Friday, August 29, 2008

Journey to recovery


When I get discouraged, I have to remember how far I've come from a year ago. I am able to do just about everything for myself now and rely only a little on outside help. For me, this return to independence has been very uplifting, and I have learned so much over the course of this past year.

I have always been comfortable with being by myself, and prized my privacy. However, I had to let go of most of my privacy by allowing others to come into my home to help me out. I had to leave my door unlocked so that they could get in, and people were coming into my space many times a day. My life became an open book. At first this was very difficult to deal with, but over time I became used to it, and even enjoyed the diversions during the day.

Allowing others into my world held some really great rewards for me. The first was that I had to reach out to others and actually ask for help. For someone as fiercely independent as I am, it didn't come easily, but it helped me to learn that it is not a sign of weakness to ask for help, and that people actually WANT to help and it gives them a good feeling in doing so.

I have a tendency to isolate myself and spend long periods alone with just my thoughts. This is a dangerous place to be. Not being allowed to isolate was another reward for me. When you're alone, and your thoughts tend to gravitate toward the negative, they can spiral downhill rapidly without someone to counter those thoughts.
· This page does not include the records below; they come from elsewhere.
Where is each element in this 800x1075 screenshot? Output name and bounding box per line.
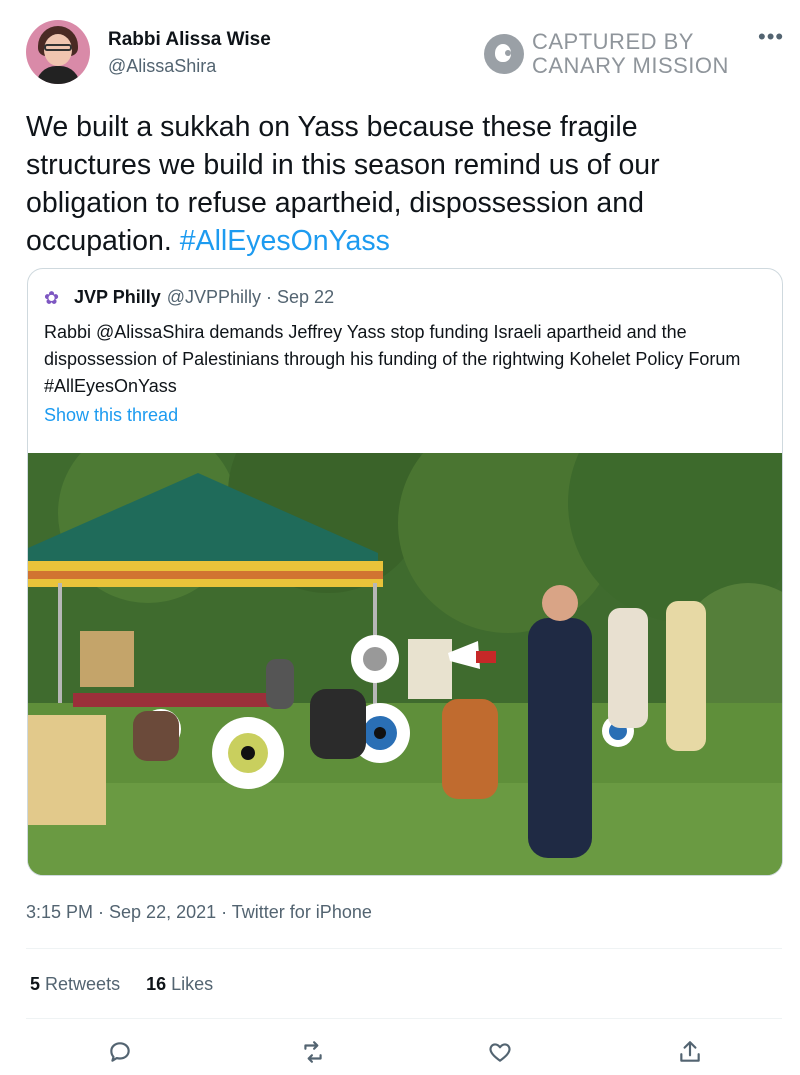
divider <box>26 948 782 949</box>
avatar[interactable] <box>26 20 90 84</box>
retweets-stat[interactable]: 5 Retweets <box>30 974 120 995</box>
reply-icon <box>110 1042 130 1062</box>
canary-icon <box>484 34 524 74</box>
share-button[interactable] <box>672 1034 708 1070</box>
retweets-label: Retweets <box>45 974 121 994</box>
quoted-date: · Sep 22 <box>266 287 335 307</box>
retweets-count: 5 <box>30 974 41 994</box>
tweet-text: We built a sukkah on Yass because these … <box>26 108 756 260</box>
author-handle[interactable]: @AlissaShira <box>108 56 216 77</box>
likes-stat[interactable]: 16 Likes <box>146 974 213 995</box>
tweet-stats: 5 Retweets 16 Likes <box>30 974 239 995</box>
tweet-photo[interactable] <box>28 453 782 875</box>
action-bar <box>0 1034 800 1070</box>
tweet-meta: 3:15 PM · Sep 22, 2021 · Twitter for iPh… <box>26 902 372 922</box>
jvp-logo-icon: ✿ <box>44 287 60 308</box>
quoted-tweet-header: ✿ JVP Philly @JVPPhilly · Sep 22 <box>44 287 334 308</box>
more-options-icon[interactable]: ••• <box>758 24 784 50</box>
likes-count: 16 <box>146 974 167 994</box>
share-icon <box>680 1041 700 1062</box>
like-icon <box>489 1043 511 1062</box>
divider <box>26 1018 782 1019</box>
likes-label: Likes <box>171 974 214 994</box>
retweet-icon <box>304 1041 322 1063</box>
quoted-author-name[interactable]: JVP Philly <box>74 287 161 308</box>
watermark-line-2: CANARY MISSION <box>532 53 729 78</box>
quoted-author-handle[interactable]: @JVPPhilly <box>167 287 261 308</box>
tweet-card: Rabbi Alissa Wise @AlissaShira CAPTURED … <box>0 0 800 1075</box>
photo-illustration <box>28 453 782 875</box>
author-name[interactable]: Rabbi Alissa Wise <box>108 29 271 51</box>
like-button[interactable] <box>482 1034 518 1070</box>
watermark-line-1: CAPTURED BY <box>532 29 694 54</box>
watermark: CAPTURED BY CANARY MISSION <box>484 30 729 78</box>
hashtag-link[interactable]: #AllEyesOnYass <box>180 225 390 257</box>
quoted-tweet[interactable]: ✿ JVP Philly @JVPPhilly · Sep 22 Rabbi @… <box>27 268 783 876</box>
retweet-button[interactable] <box>295 1034 331 1070</box>
show-thread-link[interactable]: Show this thread <box>44 405 178 426</box>
reply-button[interactable] <box>102 1034 138 1070</box>
quoted-tweet-text: Rabbi @AlissaShira demands Jeffrey Yass … <box>44 322 741 396</box>
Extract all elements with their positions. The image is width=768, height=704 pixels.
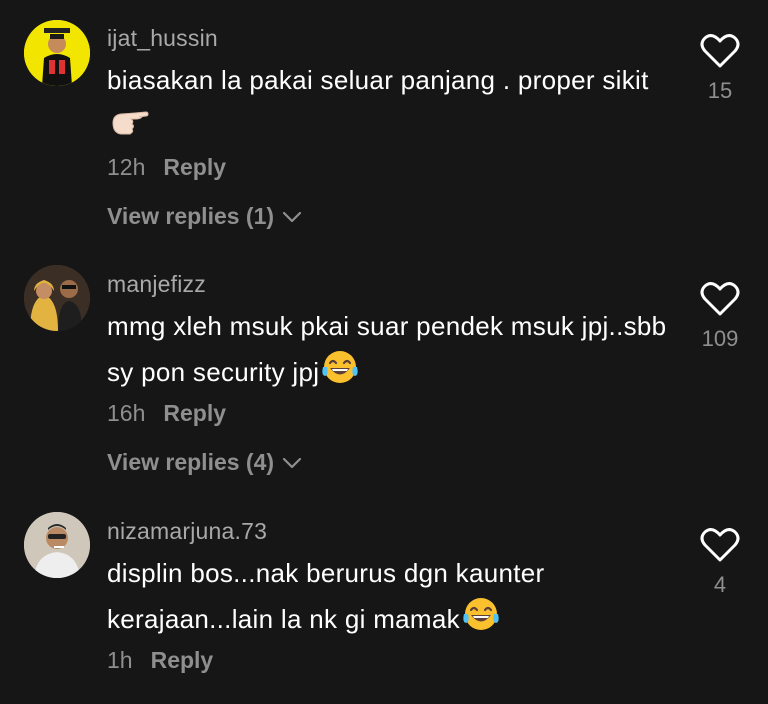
username[interactable]: manjefizz <box>107 271 206 298</box>
laughing-tears-emoji-icon <box>321 349 359 399</box>
comments-list: ijat_hussin biasakan la pakai seluar pan… <box>0 0 768 704</box>
comment-meta: 12h Reply <box>107 154 226 181</box>
reply-button[interactable]: Reply <box>163 154 226 180</box>
username[interactable]: nizamarjuna.73 <box>107 518 267 545</box>
comment-time: 12h <box>107 154 146 180</box>
hand-pointing-right-emoji-icon <box>109 103 149 153</box>
view-replies-button[interactable]: View replies (1) <box>107 203 302 230</box>
reply-button[interactable]: Reply <box>163 400 226 426</box>
heart-icon <box>700 528 740 562</box>
like-button[interactable]: 15 <box>690 33 750 104</box>
view-replies-label: View replies (4) <box>107 449 275 475</box>
like-count: 15 <box>707 78 733 103</box>
like-button[interactable]: 4 <box>690 527 750 598</box>
chevron-down-icon <box>282 457 302 468</box>
comment-time: 1h <box>107 647 133 673</box>
comment-text: mmg xleh msuk pkai suar pendek msuk jpj.… <box>107 303 677 399</box>
comment-body: mmg xleh msuk pkai suar pendek msuk jpj.… <box>107 311 667 387</box>
comment-body: biasakan la pakai seluar panjang . prope… <box>107 65 649 95</box>
comment-text: biasakan la pakai seluar panjang . prope… <box>107 57 677 153</box>
comment-text: displin bos...nak berurus dgn kaunter ke… <box>107 550 677 646</box>
username[interactable]: ijat_hussin <box>107 25 218 52</box>
comment-meta: 1h Reply <box>107 647 213 674</box>
view-replies-button[interactable]: View replies (4) <box>107 449 302 476</box>
view-replies-label: View replies (1) <box>107 203 275 229</box>
like-count: 109 <box>701 326 739 351</box>
heart-icon <box>700 282 740 316</box>
heart-icon <box>700 34 740 68</box>
comment-time: 16h <box>107 400 146 426</box>
chevron-down-icon <box>282 211 302 222</box>
avatar[interactable] <box>24 265 90 331</box>
like-count: 4 <box>713 572 727 597</box>
avatar[interactable] <box>24 20 90 86</box>
avatar[interactable] <box>24 512 90 578</box>
comment-meta: 16h Reply <box>107 400 226 427</box>
like-button[interactable]: 109 <box>690 281 750 352</box>
laughing-tears-emoji-icon <box>462 596 500 646</box>
reply-button[interactable]: Reply <box>151 647 214 673</box>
I have received enormous amounts of support from family, friends and therapists during this past year. Just having them around has been a constant source of light in my life. The big surprise for me was that I am not quite the loner that I thought I was!

I know I will continue to have challenges and disappointments on my journey to recovery, but I will also lean on the people around me and learn many more life lessons along the way.

~Eileen

1 comment:

Anonymous said...

Eileen,
I know this journey has brought a lot of pain to you emotionally and physically, but you seemed have found benefit from the whole ordeal. It sounds as if maybe you are more content in your life, and maybe even a bit happier with it in some aspects. You go girl!